The Past – and Future – of mRNA
Paul Johnson, CEO, Lemonaid, and Vice President, General Manager Consumer
“The Fast Company article, How BioNTech created a new delta-focused COVID vaccine in just a few weeks, described how creating some vaccines has become almost as easy as updating software code using mRNA. That was unheard of until recently, and is critical as we encounter any future viral illnesses and variants. It also lets us re-imagine how we might retool existing vaccines.
Much like software, it’s now possible for biology to be sequenced and programmed using a “platform technology,” so that if you change a sequence of the code it is stable enough that everything else remains the same. What used to take years now takes weeks. Like many breakthroughs, this discovery of mRNA as a potential platform in care delivery was not an overnight success. It was a consequence of risk-taking, personal sacrifice, and resilience.
This background article written before the approval of the mRNA vaccine is equally inspiring.
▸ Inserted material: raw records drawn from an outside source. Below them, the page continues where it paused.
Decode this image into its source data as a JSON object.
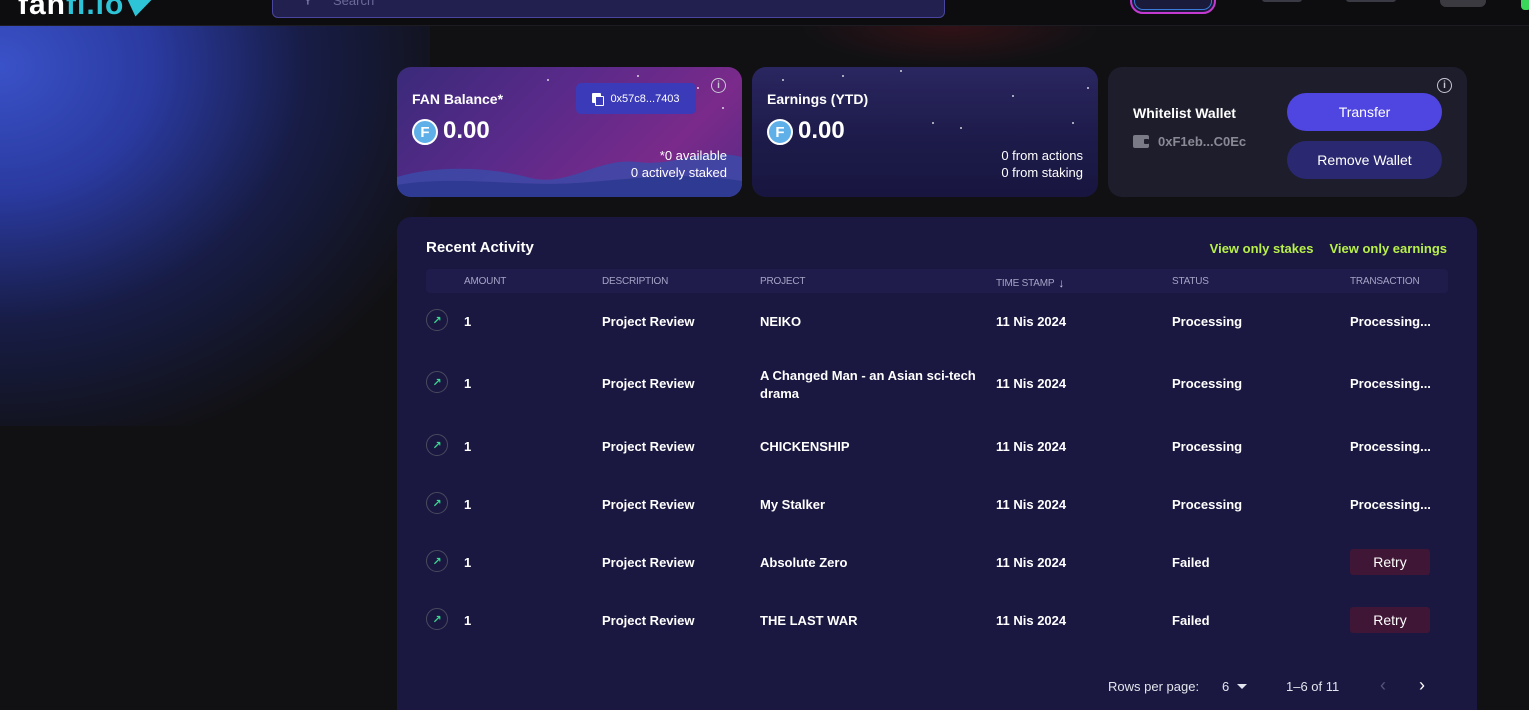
{
  "header": {
    "logo_text": "fan",
    "logo_accent": "fi.io",
    "search_placeholder": "Search"
  },
  "fan_card": {
    "title": "FAN Balance*",
    "amount": "0.00",
    "address": "0x57c8...7403",
    "available": "*0 available",
    "staked": "0 actively staked",
    "coin_letter": "F"
  },
  "earnings_card": {
    "title": "Earnings (YTD)",
    "amount": "0.00",
    "from_actions": "0 from actions",
    "from_staking": "0 from staking",
    "coin_letter": "F"
  },
  "wallet_card": {
    "title": "Whitelist Wallet",
    "address": "0xF1eb...C0Ec",
    "transfer_label": "Transfer",
    "remove_label": "Remove Wallet"
  },
  "activity": {
    "title": "Recent Activity",
    "filter_stakes": "View only stakes",
    "filter_earnings": "View only earnings",
    "columns": {
      "amount": "AMOUNT",
      "description": "DESCRIPTION",
      "project": "PROJECT",
      "timestamp": "TIME STAMP",
      "status": "STATUS",
      "transaction": "TRANSACTION"
    },
    "rows": [
      {
        "amount": "1",
        "description": "Project Review",
        "project": "NEIKO",
        "timestamp": "11 Nis 2024",
        "status": "Processing",
        "transaction": "Processing..."
      },
      {
        "amount": "1",
        "description": "Project Review",
        "project": "A Changed Man - an Asian sci-tech drama",
        "timestamp": "11 Nis 2024",
        "status": "Processing",
        "transaction": "Processing..."
      },
      {
        "amount": "1",
        "description": "Project Review",
        "project": "CHICKENSHIP",
        "timestamp": "11 Nis 2024",
        "status": "Processing",
        "transaction": "Processing..."
      },
      {
        "amount": "1",
        "description": "Project Review",
        "project": "My Stalker",
        "timestamp": "11 Nis 2024",
        "status": "Processing",
        "transaction": "Processing..."
      },
      {
        "amount": "1",
        "description": "Project Review",
        "project": "Absolute Zero",
        "timestamp": "11 Nis 2024",
        "status": "Failed",
        "transaction": "Retry"
      },
      {
        "amount": "1",
        "description": "Project Review",
        "project": "THE LAST WAR",
        "timestamp": "11 Nis 2024",
        "status": "Failed",
        "transaction": "Retry"
      }
    ],
    "pagination": {
      "rows_per_page_label": "Rows per page:",
      "rows_per_page": "6",
      "range": "1–6 of 11"
    }
  },
  "colors": {
    "accent_green": "#b8f04a",
    "primary_button": "#4f45e0",
    "panel_bg": "#1a1840",
    "retry_bg": "#3f1636"
  }
}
It details the bold vision of Hungarian-born scientist Katalin Karikó who spent the 1990s getting rejected for her grants for mRNA.
In 1995 she was demoted when her bosses thought the pursuit of mRNA was a dead end. Yet, she persisted, and the foundational science behind her work is the pillar to the mRNA vaccines we have today.”
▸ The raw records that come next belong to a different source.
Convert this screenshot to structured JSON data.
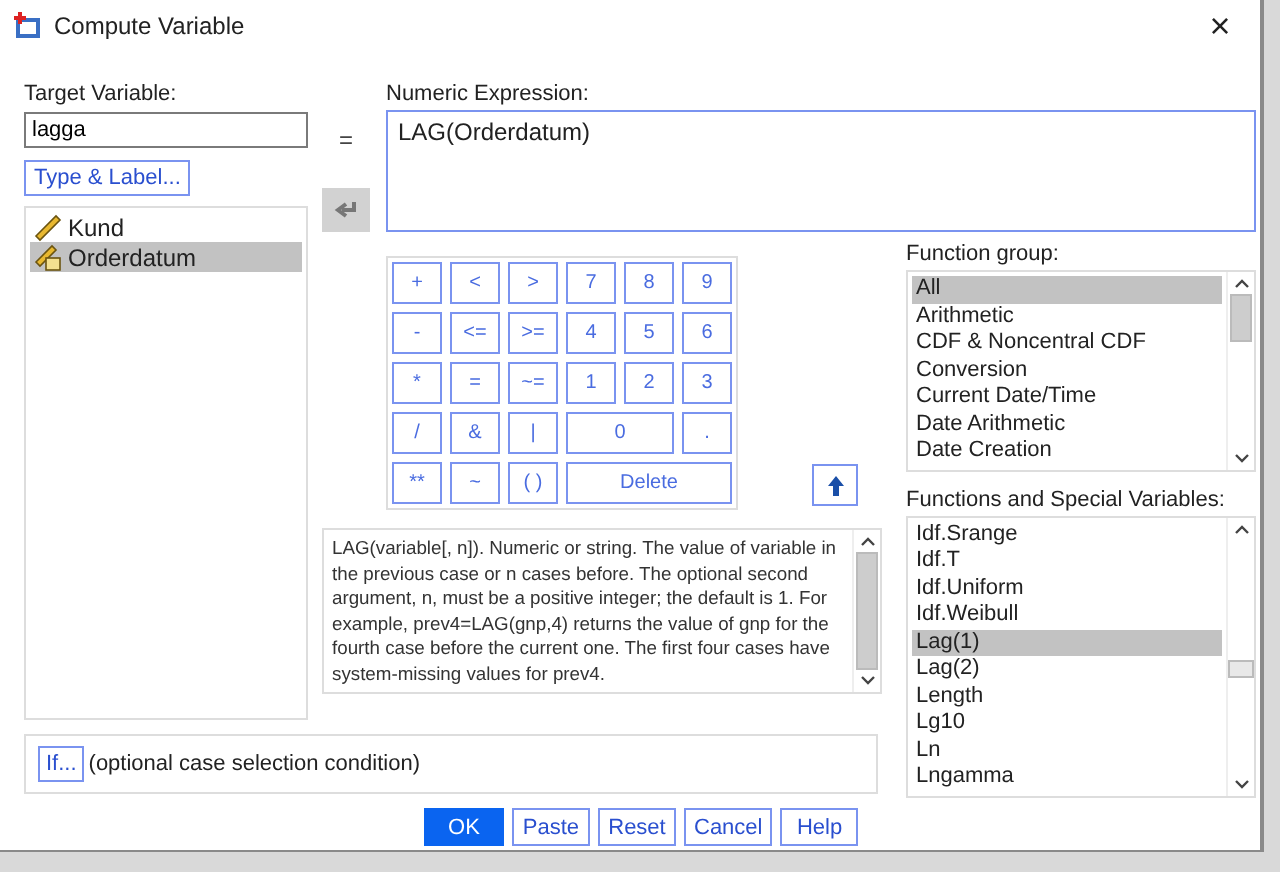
{
  "window": {
    "title": "Compute Variable",
    "close": "×"
  },
  "target": {
    "label": "Target Variable:",
    "value": "lagga"
  },
  "type_label_button": "Type & Label...",
  "variables": [
    {
      "name": "Kund",
      "kind": "scale",
      "selected": false
    },
    {
      "name": "Orderdatum",
      "kind": "date",
      "selected": true
    }
  ],
  "equals": "=",
  "expression": {
    "label": "Numeric Expression:",
    "value": "LAG(Orderdatum)"
  },
  "keypad": [
    {
      "label": "+",
      "kind": "single"
    },
    {
      "label": "<",
      "kind": "single"
    },
    {
      "label": ">",
      "kind": "single"
    },
    {
      "label": "7",
      "kind": "single"
    },
    {
      "label": "8",
      "kind": "single"
    },
    {
      "label": "9",
      "kind": "single"
    },
    {
      "label": "-",
      "kind": "single"
    },
    {
      "label": "<=",
      "kind": "single"
    },
    {
      "label": ">=",
      "kind": "single"
    },
    {
      "label": "4",
      "kind": "single"
    },
    {
      "label": "5",
      "kind": "single"
    },
    {
      "label": "6",
      "kind": "single"
    },
    {
      "label": "*",
      "kind": "single"
    },
    {
      "label": "=",
      "kind": "single"
    },
    {
      "label": "~=",
      "kind": "single"
    },
    {
      "label": "1",
      "kind": "single"
    },
    {
      "label": "2",
      "kind": "single"
    },
    {
      "label": "3",
      "kind": "single"
    },
    {
      "label": "/",
      "kind": "single"
    },
    {
      "label": "&",
      "kind": "single"
    },
    {
      "label": "|",
      "kind": "single"
    },
    {
      "label": "0",
      "kind": "double"
    },
    {
      "label": ".",
      "kind": "single"
    },
    {
      "label": "**",
      "kind": "single"
    },
    {
      "label": "~",
      "kind": "single"
    },
    {
      "label": "( )",
      "kind": "single"
    },
    {
      "label": "Delete",
      "kind": "triple"
    }
  ],
  "function_group": {
    "label": "Function group:",
    "items": [
      {
        "label": "All",
        "selected": true
      },
      {
        "label": "Arithmetic",
        "selected": false
      },
      {
        "label": "CDF & Noncentral CDF",
        "selected": false
      },
      {
        "label": "Conversion",
        "selected": false
      },
      {
        "label": "Current Date/Time",
        "selected": false
      },
      {
        "label": "Date Arithmetic",
        "selected": false
      },
      {
        "label": "Date Creation",
        "selected": false
      }
    ]
  },
  "functions": {
    "label": "Functions and Special Variables:",
    "items": [
      {
        "label": "Idf.Srange",
        "selected": false
      },
      {
        "label": "Idf.T",
        "selected": false
      },
      {
        "label": "Idf.Uniform",
        "selected": false
      },
      {
        "label": "Idf.Weibull",
        "selected": false
      },
      {
        "label": "Lag(1)",
        "selected": true
      },
      {
        "label": "Lag(2)",
        "selected": false
      },
      {
        "label": "Length",
        "selected": false
      },
      {
        "label": "Lg10",
        "selected": false
      },
      {
        "label": "Ln",
        "selected": false
      },
      {
        "label": "Lngamma",
        "selected": false
      }
    ]
  },
  "description": "LAG(variable[, n]). Numeric or string. The value of variable in the previous case or n cases before. The optional second argument, n, must be a positive integer; the default is 1. For example, prev4=LAG(gnp,4) returns the value of gnp for the fourth case before the current one. The first four cases have system-missing values for prev4.",
  "if_button": "If...",
  "if_condition": "(optional case selection condition)",
  "buttons": [
    {
      "label": "OK",
      "kind": "default"
    },
    {
      "label": "Paste",
      "kind": "normal"
    },
    {
      "label": "Reset",
      "kind": "normal"
    },
    {
      "label": "Cancel",
      "kind": "normal"
    },
    {
      "label": "Help",
      "kind": "normal"
    }
  ]
}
“While there have been many compelling genetics stories related to the COVID-19 pandemic, one theme in genetics that I’ve personally found very interesting this year was the conversation around polygenic scores.
Polygenic scores are statistical models that combine the effects of potentially thousands or millions of genetic factors, sometimes alongside other factors, to predict the likelihood of a disease or trait in an individual. These started to become part of the academic sphere about five to eight years ago, but this year it became clear that they’ve entered the mainstream.
Biotech and pharmaceutical companies are leveraging them to improve drug development, healthcare systems are beginning to apply polygenic scores to patient populations, and companies (including 23andMe) are offering them to consumers and healthcare providers.
With that comes all the challenges and debates around ensuring validity, demonstrating utility, and ethical questions. Also, are models that predict traits like intelligence or neurodivergence appropriate? And how do we address health disparities, given that the vast majority of data underlying these models are from samples of European descent?
A common thread that ties this discussion to what we do at 23andMe is figuring out how to broaden access to the benefits of the genome in a responsible, science-driven way. I’ll definitely be following closely where this conversation goes in the next year and beyond!”